1.  **Input Directory (`input/`):** Place the PDF documents you want to process in a directory (e.g., `input/`). You will need to provide the path to your input file(s) when using the package.
2.  **Models Directory (`models/`):** Download the necessary YOLO model(s) (e.g., `doclayout_yolo_docstructbench_imgsz1024.pt`) and place them in a dedicated directory (e.g., `models/`). The path to this directory (or the specific model file) will be needed by the parser.

## Usage

*(This section needs specific examples based on your library's API)*

Provide examples of how to import and use your library functions or the command-line tool.
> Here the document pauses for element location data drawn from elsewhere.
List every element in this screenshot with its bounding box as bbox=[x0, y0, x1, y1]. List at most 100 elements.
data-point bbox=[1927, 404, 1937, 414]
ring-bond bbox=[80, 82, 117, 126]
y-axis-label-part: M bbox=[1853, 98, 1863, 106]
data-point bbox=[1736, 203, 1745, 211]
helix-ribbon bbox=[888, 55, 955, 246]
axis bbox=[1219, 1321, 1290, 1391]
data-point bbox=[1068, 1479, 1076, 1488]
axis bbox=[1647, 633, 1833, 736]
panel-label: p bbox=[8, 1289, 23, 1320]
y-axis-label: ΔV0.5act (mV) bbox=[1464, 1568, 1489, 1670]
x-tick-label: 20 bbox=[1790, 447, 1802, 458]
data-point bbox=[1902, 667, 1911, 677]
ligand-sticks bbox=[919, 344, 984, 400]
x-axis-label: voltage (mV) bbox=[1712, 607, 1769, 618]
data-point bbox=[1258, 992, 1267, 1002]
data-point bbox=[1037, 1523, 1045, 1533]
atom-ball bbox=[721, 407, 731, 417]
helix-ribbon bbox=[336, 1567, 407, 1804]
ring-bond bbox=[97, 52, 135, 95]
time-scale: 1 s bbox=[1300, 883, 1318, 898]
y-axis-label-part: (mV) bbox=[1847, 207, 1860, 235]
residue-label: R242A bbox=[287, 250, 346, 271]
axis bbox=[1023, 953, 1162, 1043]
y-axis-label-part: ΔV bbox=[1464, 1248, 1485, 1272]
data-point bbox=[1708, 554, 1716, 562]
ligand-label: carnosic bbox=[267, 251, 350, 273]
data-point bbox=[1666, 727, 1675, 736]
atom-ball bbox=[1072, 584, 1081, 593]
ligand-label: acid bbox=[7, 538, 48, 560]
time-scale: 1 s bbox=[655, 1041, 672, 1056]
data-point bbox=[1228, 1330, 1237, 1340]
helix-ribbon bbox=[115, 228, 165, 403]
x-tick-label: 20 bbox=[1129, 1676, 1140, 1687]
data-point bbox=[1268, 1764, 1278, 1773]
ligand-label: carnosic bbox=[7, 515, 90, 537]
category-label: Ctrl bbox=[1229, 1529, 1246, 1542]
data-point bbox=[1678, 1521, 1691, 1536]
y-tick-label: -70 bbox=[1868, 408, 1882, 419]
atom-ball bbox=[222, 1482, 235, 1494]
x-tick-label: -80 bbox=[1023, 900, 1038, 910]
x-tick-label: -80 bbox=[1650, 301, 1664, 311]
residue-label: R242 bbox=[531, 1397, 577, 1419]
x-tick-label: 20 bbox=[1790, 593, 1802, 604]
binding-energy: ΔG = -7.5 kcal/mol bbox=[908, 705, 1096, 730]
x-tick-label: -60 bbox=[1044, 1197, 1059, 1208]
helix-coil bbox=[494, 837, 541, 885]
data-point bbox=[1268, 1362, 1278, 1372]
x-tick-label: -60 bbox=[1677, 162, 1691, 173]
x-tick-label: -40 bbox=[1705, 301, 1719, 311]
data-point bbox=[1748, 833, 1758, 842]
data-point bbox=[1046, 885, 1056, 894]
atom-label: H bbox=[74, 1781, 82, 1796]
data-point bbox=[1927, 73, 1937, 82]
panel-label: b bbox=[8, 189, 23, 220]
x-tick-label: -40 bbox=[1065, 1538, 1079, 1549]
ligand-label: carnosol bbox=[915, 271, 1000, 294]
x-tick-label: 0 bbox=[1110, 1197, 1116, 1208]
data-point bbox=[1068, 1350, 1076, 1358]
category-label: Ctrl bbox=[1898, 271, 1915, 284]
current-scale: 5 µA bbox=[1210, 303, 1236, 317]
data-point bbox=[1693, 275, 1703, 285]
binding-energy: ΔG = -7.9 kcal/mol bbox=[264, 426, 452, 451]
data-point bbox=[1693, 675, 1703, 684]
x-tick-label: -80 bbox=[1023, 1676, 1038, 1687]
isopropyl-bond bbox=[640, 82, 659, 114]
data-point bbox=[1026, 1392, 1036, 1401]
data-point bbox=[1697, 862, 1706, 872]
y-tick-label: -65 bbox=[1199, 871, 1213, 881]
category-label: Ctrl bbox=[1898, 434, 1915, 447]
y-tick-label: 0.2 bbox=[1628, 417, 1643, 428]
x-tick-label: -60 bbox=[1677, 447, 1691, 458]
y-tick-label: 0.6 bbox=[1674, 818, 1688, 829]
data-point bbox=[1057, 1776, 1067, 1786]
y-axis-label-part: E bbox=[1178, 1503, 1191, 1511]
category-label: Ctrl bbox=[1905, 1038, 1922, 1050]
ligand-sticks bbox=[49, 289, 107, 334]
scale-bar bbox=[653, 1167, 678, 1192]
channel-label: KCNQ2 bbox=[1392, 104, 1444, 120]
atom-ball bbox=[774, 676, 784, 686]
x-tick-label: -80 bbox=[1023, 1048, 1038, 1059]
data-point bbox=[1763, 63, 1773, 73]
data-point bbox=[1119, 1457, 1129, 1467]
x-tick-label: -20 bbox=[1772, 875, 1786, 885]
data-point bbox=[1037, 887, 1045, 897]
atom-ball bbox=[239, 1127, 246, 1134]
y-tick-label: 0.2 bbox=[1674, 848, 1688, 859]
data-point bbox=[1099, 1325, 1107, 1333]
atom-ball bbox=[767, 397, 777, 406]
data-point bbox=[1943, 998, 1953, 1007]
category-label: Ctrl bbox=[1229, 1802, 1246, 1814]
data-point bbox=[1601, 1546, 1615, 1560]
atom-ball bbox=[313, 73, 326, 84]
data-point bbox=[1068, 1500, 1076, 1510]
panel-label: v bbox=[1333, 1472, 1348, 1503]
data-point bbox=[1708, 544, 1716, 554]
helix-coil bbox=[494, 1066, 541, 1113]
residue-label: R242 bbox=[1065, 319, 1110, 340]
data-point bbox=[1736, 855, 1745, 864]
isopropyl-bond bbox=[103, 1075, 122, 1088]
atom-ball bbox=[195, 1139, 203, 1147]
**Example (Conceptual Python Usage):**

```python
from cv_doc_chunker import PDFProcessor

# --- User Configuration ---
input_pdf_path = "path/to/your/input/document.pdf" # Path to user's PDF
model_path = "path/to/your/models/doclayout_yolo.pt" # Path to user's model
output_dir = "path/to/your/output/" # Directory to save results

# --- Initialize and Run ---
processor = PDFProcessor(model_path=model_path, output_dir=output_dir)

# Process the document (layout detection, chunking, etc.)
results = processor.process_document(pdf_path=input_pdf_path)

# Optional: Perform OCR (requires Azure setup)
# ocr_results = processor.perform_ocr(results)

print(f"Processing complete. Results saved in {output_dir}")
```

**Example (Conceptual Command-Line Usage):**

*(Assumes the `cv-chunker` entry point is configured)*

```bash
cv-chunker --input path/to/your/input/document.pdf \
           --model path/to/your/models/doclayout_yolo.pt \
           --output path/to/your/output/ \
           [--ocr] [--azure-endpoint YOUR_ENDPOINT] [--azure-key YOUR_KEY]
```

**Note:** Update the conceptual examples above with the actual function names, class names, and command-line arguments provided by your `cv-doc-chunker` package.

## Understanding the Output

After running the parser, the following outputs will typically be available in the specified `output_dir`:

1.  `{your-document}_parsed.json`: JSON file containing the detected document structure (element labels, coordinates, confidence).
2.  `{your-document}_annotations/`: Directory containing annotated images showing the detected elements for each page (if `generate_annotations=True`).
3.  `{your-document}_boxes/`: Directory containing individual images for each detected element, organized by page number (if `save_bounding_boxes=True`). This is required for OCR.
4.  **`{your-document}_sorted_text.json`**: (Only if `ocr=True`) JSON file containing the extracted text for each element, sorted according to the structure defined in `_parsed.json`.

If debug mode is enabled (`debug_mode=True`), additional debug images might be saved, typically in a `debug/` subdirectory within the `output_dir`, showing intermediate steps of the parsing process.

## License

This project is licensed under the MIT License - see the [LICENSE](LICENSE) file for details.